Nadine Bilong: “emlyon business school’s Alumni network is very strong”

Oct 03, 2018

Nadine Bilong (BBA 2017) has a dual Business & Art profile with a major in Media and Cultural & Creative Industry Management. After an internship at the Bolloré Group in Africa and some time at Bocconi University in Milan, she came up with the idea of developing a type of long-term, tailored coaching service for creative industry professionals, in particular those who have left their home countries in Africa. Nadine will soon be facilitating a conference on art and luxury at emlyon business school. Let’s hear what she has to say.

Sports, the arts, travel… you are passionate about many different spheres.

Yes, it has always been hard for me to develop and grow in one single area at a time. When I was in high school, in Lyon, I was already doing competitive sports and at the same time taking theater as an elective.

Why did you enroll in emlyon business school’s BBA program?

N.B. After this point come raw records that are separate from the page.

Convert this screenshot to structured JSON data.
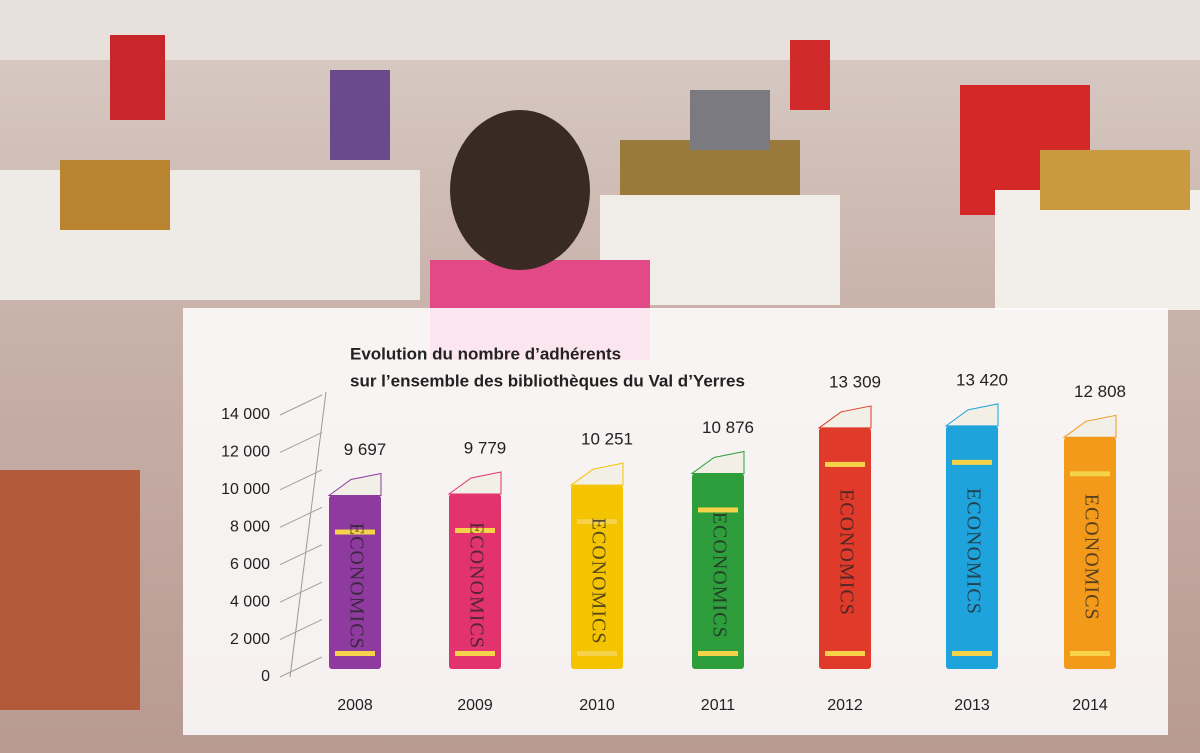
{
  "chart_data": {
    "type": "bar",
    "title": "Evolution du nombre d’adhérents",
    "subtitle": "sur l’ensemble des bibliothèques du Val d’Yerres",
    "categories": [
      "2008",
      "2009",
      "2010",
      "2011",
      "2012",
      "2013",
      "2014"
    ],
    "values": [
      9697,
      9779,
      10251,
      10876,
      13309,
      13420,
      12808
    ],
    "value_labels": [
      "9 697",
      "9 779",
      "10 251",
      "10 876",
      "13 309",
      "13 420",
      "12 808"
    ],
    "colors": [
      "#8e3a9e",
      "#e2336f",
      "#f5c400",
      "#2e9e3c",
      "#e03a2a",
      "#1fa3dc",
      "#f39a1a"
    ],
    "spine_label": "ECONOMICS",
    "ylim": [
      0,
      14000
    ],
    "yticks": [
      0,
      {
        "value": 2000,
        "label": "2 000"
      },
      {
        "value": 4000,
        "label": "4 000"
      },
      {
        "value": 6000,
        "label": "6 000"
      },
      {
        "value": 8000,
        "label": "8 000"
      },
      {
        "value": 10000,
        "label": "10 000"
      },
      {
        "value": 12000,
        "label": "12 000"
      },
      {
        "value": 14000,
        "label": "14 000"
      }
    ],
    "grid": true
  }
}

First of all because I love my city and how dynamic it is. Next, I was really interested in the school’s multipurpose approach, as well as its international dimension. In addition, the entrepreneurial aspect was a plus, as I knew that one day I would start my own company. Finally, emlyon is a very appealing brand, with a very strong alumni network. I remember that I found my internship in Sydney through the network. The Clarins Group had already hired an alumnus and that clearly made it easier to recruit me. There are a lot of emlyon graduates living in Sydney.

Today, you curate art exhibitions and coach artists on cultural projects, among other things. What is the link between management school and the arts?

You’re right, at first glance the link might not be that clear, especially seeing as business schools don’t generally place a strong focus on the arts. Yet, culture is a subject that is taken very seriously – particularly in France – but where there is a lack of investors to spur growth. More and more institutions are trying to bring on board people who can create value from their brands and attract capital. Artists may not like this term, but in order to keep projects alive, it is vital to promote cultural products.

Finally, I apply everything I learned at business school to the arts sphere. In the cultural field, you have to be highly operational, and I learned how to do this at emlyon. 

You will soon be facilitating a conference at emlyon on art in the luxury sector. Can you tell us a little more about it?

I am a member of the Culture & Management Club and Anne Deslage (network coordinator), whom I was in contact with, wanted to focus a bit more on this topic at the school. The idea of luxury came to me later on. I feel it is important to bring out the essence of luxury, which means highly specific expertise and the craft trades, as well the concepts of design and creativity. It is a culture that is passed down from one generation to the next.

How would you describe yourself in a few words? 

In two words: versatile and eclectic. Versatile because my philosophy is to adapt to whatever environment I am in, when I am welcome in it, and eclectic because I am open to discovering new things and I don’t like to put people in boxes.

Where do you see yourself in a few years?

After the Global BBA program, I went on to study multimedia at ESCP. My aim is to start working in the field of new media. I have a project for a new digital platform that focuses on everything from the arts to sports, and targets readers in emerging countries. I hope to get started fairly soon, around 2020.